A comprehensive examination of the causes of the present inefficiencies is essential for an objective discussion on the matter. A number of World Bank initiated reforms were introduced during Musharraf’s era in the oil and gas sector of the economy. Around 17.5 percent and 17 percent rate of returns for SNGPL and SSGCL on their regulated assets were ensured to both the companies, aiming to streamline the financial health of the public-sector entities with a caveat attached therewith that both the companies would have exclusive rights to sell natural gas in their franchised areas till 2010. Exclusive rights were conferred to ensure sustainability of both the public-sector companies.

However, the potent natural character of saddling the consumers in any monopolistic environment was neither foreseen by the World Bank nor by the regulator. Moreover, public enterprises are frequently marred by political intervention in Pakistan, which further debilitates the efficiencies in the system. Both the companies – in the absence of any competition – expanded the infrastructure without augmenting the integrity of the system, debunking the flawed exercise. Political appointments, cahoots in theft of gas, poor procurement practices and lack of staff training exacerbated the losses technically known as UFG (Unaccounted for Gas).

A parallel study of the telecom sector during the same period transpires entirely different results. Five GSM licences were issued to private companies during Musharraf’s era. As a result, all five operators scrambled to expand their infrastructure in voice and data services. Since all five operators hailed from the private sector, they fought tooth and nail to remain efficient, scaling down the tariffs for end consumers. Today Pakistan is one of the most efficient and low-cost economies in terms of telecom services. Tele-density here is also one of the highest in the region.

Ogra had initially set the benchmark of 4.5 percent UFG for the Sui companies.
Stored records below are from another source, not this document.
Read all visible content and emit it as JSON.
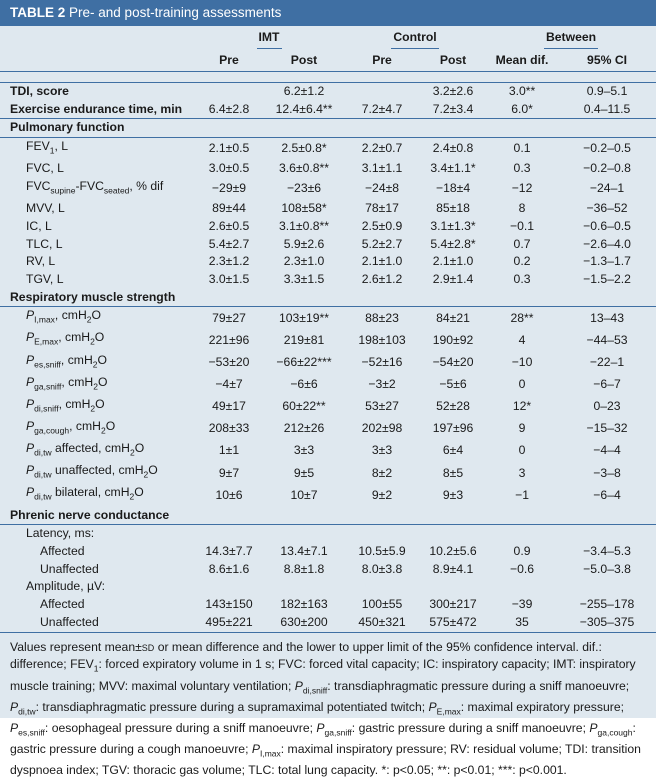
{
  "title": {
    "label": "TABLE 2",
    "text": "Pre- and post-training assessments"
  },
  "groups": {
    "imt": "IMT",
    "control": "Control",
    "between": "Between"
  },
  "subheaders": [
    "Pre",
    "Post",
    "Pre",
    "Post",
    "Mean dif.",
    "95% CI"
  ],
  "rows": [
    {
      "id": "tdi",
      "label": "TDI, score",
      "indent": 0,
      "bold": true,
      "values": [
        "",
        "6.2±1.2",
        "",
        "3.2±2.6",
        "3.0**",
        "0.9–5.1"
      ]
    },
    {
      "id": "exercise",
      "label": "Exercise endurance time, min",
      "indent": 0,
      "bold": true,
      "values": [
        "6.4±2.8",
        "12.4±6.4**",
        "7.2±4.7",
        "7.2±3.4",
        "6.0*",
        "0.4–11.5"
      ]
    },
    {
      "id": "pulm-section",
      "label": "Pulmonary function",
      "indent": 0,
      "bold": true,
      "section": true,
      "values": [
        "",
        "",
        "",
        "",
        "",
        ""
      ]
    },
    {
      "id": "fev1",
      "label": "FEV1, L",
      "indent": 1,
      "values": [
        "2.1±0.5",
        "2.5±0.8*",
        "2.2±0.7",
        "2.4±0.8",
        "0.1",
        "−0.2–0.5"
      ]
    },
    {
      "id": "fvc",
      "label": "FVC, L",
      "indent": 1,
      "values": [
        "3.0±0.5",
        "3.6±0.8**",
        "3.1±1.1",
        "3.4±1.1*",
        "0.3",
        "−0.2–0.8"
      ]
    },
    {
      "id": "fvc-dif",
      "label": "FVCsupine-FVCseated, % dif",
      "indent": 1,
      "values": [
        "−29±9",
        "−23±6",
        "−24±8",
        "−18±4",
        "−12",
        "−24–1"
      ]
    },
    {
      "id": "mvv",
      "label": "MVV, L",
      "indent": 1,
      "values": [
        "89±44",
        "108±58*",
        "78±17",
        "85±18",
        "8",
        "−36–52"
      ]
    },
    {
      "id": "ic",
      "label": "IC, L",
      "indent": 1,
      "values": [
        "2.6±0.5",
        "3.1±0.8**",
        "2.5±0.9",
        "3.1±1.3*",
        "−0.1",
        "−0.6–0.5"
      ]
    },
    {
      "id": "tlc",
      "label": "TLC, L",
      "indent": 1,
      "values": [
        "5.4±2.7",
        "5.9±2.6",
        "5.2±2.7",
        "5.4±2.8*",
        "0.7",
        "−2.6–4.0"
      ]
    },
    {
      "id": "rv",
      "label": "RV, L",
      "indent": 1,
      "values": [
        "2.3±1.2",
        "2.3±1.0",
        "2.1±1.0",
        "2.1±1.0",
        "0.2",
        "−1.3–1.7"
      ]
    },
    {
      "id": "tgv",
      "label": "TGV, L",
      "indent": 1,
      "values": [
        "3.0±1.5",
        "3.3±1.5",
        "2.6±1.2",
        "2.9±1.4",
        "0.3",
        "−1.5–2.2"
      ]
    },
    {
      "id": "resp-section",
      "label": "Respiratory muscle strength",
      "indent": 0,
      "bold": true,
      "section": true,
      "values": [
        "",
        "",
        "",
        "",
        "",
        ""
      ]
    },
    {
      "id": "pimax",
      "label": "PI,max, cmH2O",
      "indent": 1,
      "values": [
        "79±27",
        "103±19**",
        "88±23",
        "84±21",
        "28**",
        "13–43"
      ]
    },
    {
      "id": "pemax",
      "label": "PE,max, cmH2O",
      "indent": 1,
      "values": [
        "221±96",
        "219±81",
        "198±103",
        "190±92",
        "4",
        "−44–53"
      ]
    },
    {
      "id": "pes-sniff",
      "label": "Pes,sniff, cmH2O",
      "indent": 1,
      "values": [
        "−53±20",
        "−66±22***",
        "−52±16",
        "−54±20",
        "−10",
        "−22–1"
      ]
    },
    {
      "id": "pga-sniff",
      "label": "Pga,sniff, cmH2O",
      "indent": 1,
      "values": [
        "−4±7",
        "−6±6",
        "−3±2",
        "−5±6",
        "0",
        "−6–7"
      ]
    },
    {
      "id": "pdi-sniff",
      "label": "Pdi,sniff, cmH2O",
      "indent": 1,
      "values": [
        "49±17",
        "60±22**",
        "53±27",
        "52±28",
        "12*",
        "0–23"
      ]
    },
    {
      "id": "pga-cough",
      "label": "Pga,cough, cmH2O",
      "indent": 1,
      "values": [
        "208±33",
        "212±26",
        "202±98",
        "197±96",
        "9",
        "−15–32"
      ]
    },
    {
      "id": "pdi-tw-aff",
      "label": "Pdi,tw affected, cmH2O",
      "indent": 1,
      "values": [
        "1±1",
        "3±3",
        "3±3",
        "6±4",
        "0",
        "−4–4"
      ]
    },
    {
      "id": "pdi-tw-unaff",
      "label": "Pdi,tw unaffected, cmH2O",
      "indent": 1,
      "values": [
        "9±7",
        "9±5",
        "8±2",
        "8±5",
        "3",
        "−3–8"
      ]
    },
    {
      "id": "pdi-tw-bil",
      "label": "Pdi,tw bilateral, cmH2O",
      "indent": 1,
      "values": [
        "10±6",
        "10±7",
        "9±2",
        "9±3",
        "−1",
        "−6–4"
      ]
    },
    {
      "id": "phrenic-section",
      "label": "Phrenic nerve conductance",
      "indent": 0,
      "bold": true,
      "section": true,
      "values": [
        "",
        "",
        "",
        "",
        "",
        ""
      ]
    },
    {
      "id": "latency",
      "label": "Latency, ms:",
      "indent": 1,
      "values": [
        "",
        "",
        "",
        "",
        "",
        ""
      ]
    },
    {
      "id": "lat-aff",
      "label": "Affected",
      "indent": 2,
      "values": [
        "14.3±7.7",
        "13.4±7.1",
        "10.5±5.9",
        "10.2±5.6",
        "0.9",
        "−3.4–5.3"
      ]
    },
    {
      "id": "lat-unaff",
      "label": "Unaffected",
      "indent": 2,
      "values": [
        "8.6±1.6",
        "8.8±1.8",
        "8.0±3.8",
        "8.9±4.1",
        "−0.6",
        "−5.0–3.8"
      ]
    },
    {
      "id": "amplitude",
      "label": "Amplitude, µV:",
      "indent": 1,
      "values": [
        "",
        "",
        "",
        "",
        "",
        ""
      ]
    },
    {
      "id": "amp-aff",
      "label": "Affected",
      "indent": 2,
      "values": [
        "143±150",
        "182±163",
        "100±55",
        "300±217",
        "−39",
        "−255–178"
      ]
    },
    {
      "id": "amp-unaff",
      "label": "Unaffected",
      "indent": 2,
      "values": [
        "495±221",
        "630±200",
        "450±321",
        "575±472",
        "35",
        "−305–375"
      ]
    }
  ],
  "footnote": "Values represent mean±SD or mean difference and the lower to upper limit of the 95% confidence interval. dif.: difference; FEV1: forced expiratory volume in 1 s; FVC: forced vital capacity; IC: inspiratory capacity; IMT: inspiratory muscle training; MVV: maximal voluntary ventilation; Pdi,sniff: transdiaphragmatic pressure during a sniff manoeuvre; Pdi,tw: transdiaphragmatic pressure during a supramaximal potentiated twitch; PE,max: maximal expiratory pressure; Pes,sniff: oesophageal pressure during a sniff manoeuvre; Pga,sniff: gastric pressure during a sniff manoeuvre; Pga,cough: gastric pressure during a cough manoeuvre; PI,max: maximal inspiratory pressure; RV: residual volume; TDI: transition dyspnoea index; TGV: thoracic gas volume; TLC: total lung capacity. *: p<0.05; **: p<0.01; ***: p<0.001.",
  "colors": {
    "header_bg": "#3f6fa3",
    "table_bg": "#dfe8ef",
    "rule": "#3f6fa3"
  }
}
This was contingent upon receding the losses. But over the course of time the actual UFG of both companies has steadily increased. Apart from the permitted benchmark of UFG, both the companies have been allowed to recover additional losses from consumers on account of law and order issues in special zones in Khyber Pakhtunkhwa and Balochistan. An honest consumer foots the bill of a gas thief.

The prices of RLNG (Re-gassified LNG) for end consumers stand at nearly $12.5 per MMBTU, which is decimating the competitiveness of the industrial sector in Punjab. The price of natural gas in neighbouring economies is nearly $8 per MMBTU. The huge disparity in the input energy cost has eroded the export competitiveness of the country. On top of all, a special component called COS (Cost of Supply) has been introduced in the RLNG tariff which has further saddled the consumers.
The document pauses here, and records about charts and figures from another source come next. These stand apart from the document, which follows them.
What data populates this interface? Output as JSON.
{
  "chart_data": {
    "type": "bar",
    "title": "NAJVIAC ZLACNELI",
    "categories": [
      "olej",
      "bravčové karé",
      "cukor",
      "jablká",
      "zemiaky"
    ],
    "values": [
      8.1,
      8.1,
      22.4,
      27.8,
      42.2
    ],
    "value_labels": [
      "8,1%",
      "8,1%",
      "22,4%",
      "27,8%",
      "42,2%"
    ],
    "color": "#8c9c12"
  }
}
A World Bank led study is also underway, which harbingers the unbundling of the Sui companies and development of a TPA (Third Party Access) regime. The unbundling of the Sui companies in various transmission and distribution companies is a zero-sum game because the summation of various fragmented inefficiencies equates the whole of a singular inefficient system. Eight DISCOs in the power sector are a classical example of the zero-sum game. HESCO (the Hyderabad Electricity Supply Company) is known to have monumental losses and the lowest recovery.
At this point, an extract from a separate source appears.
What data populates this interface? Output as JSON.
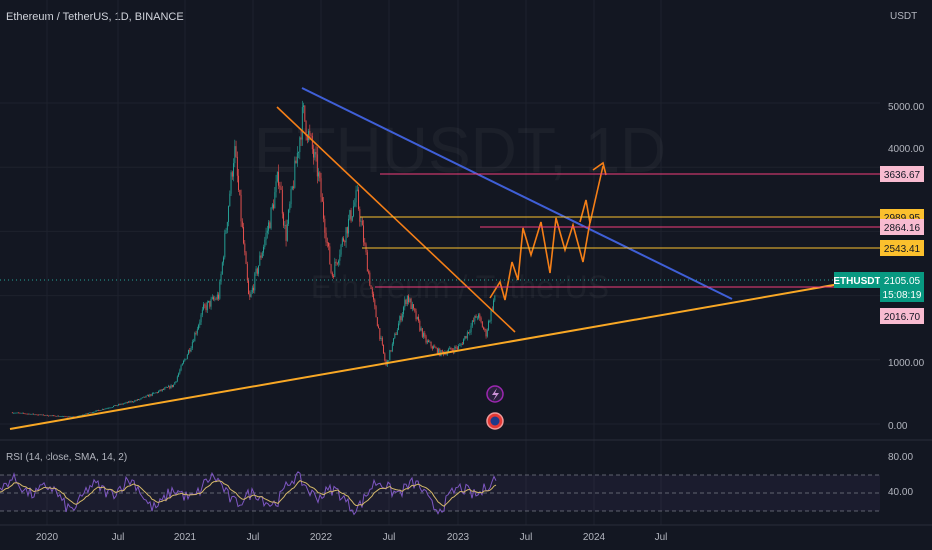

Ogra is falling for the DISCOs fallacy. The answer to the problem does not lie in replicating the failed experiment conducted in the power sector, but rather in the success of the telecom sector. The private sector must be encouraged to lay the transmission and distribution infrastructure of the gas sector. Proper reforms must be introduced in the system, for example the right to sell must not be extended to the Sui companies rather only those companies that have minimum losses must be given the right to sell natural gas. To this end, petroleum policy should also be amended.

Open and fair competition must be introduced in the gas sector. Similarly, the private sector must be encouraged to lead the consultative process for bringing in reforms in the country’s oil and gas sector.

The writer is a freelance contributor.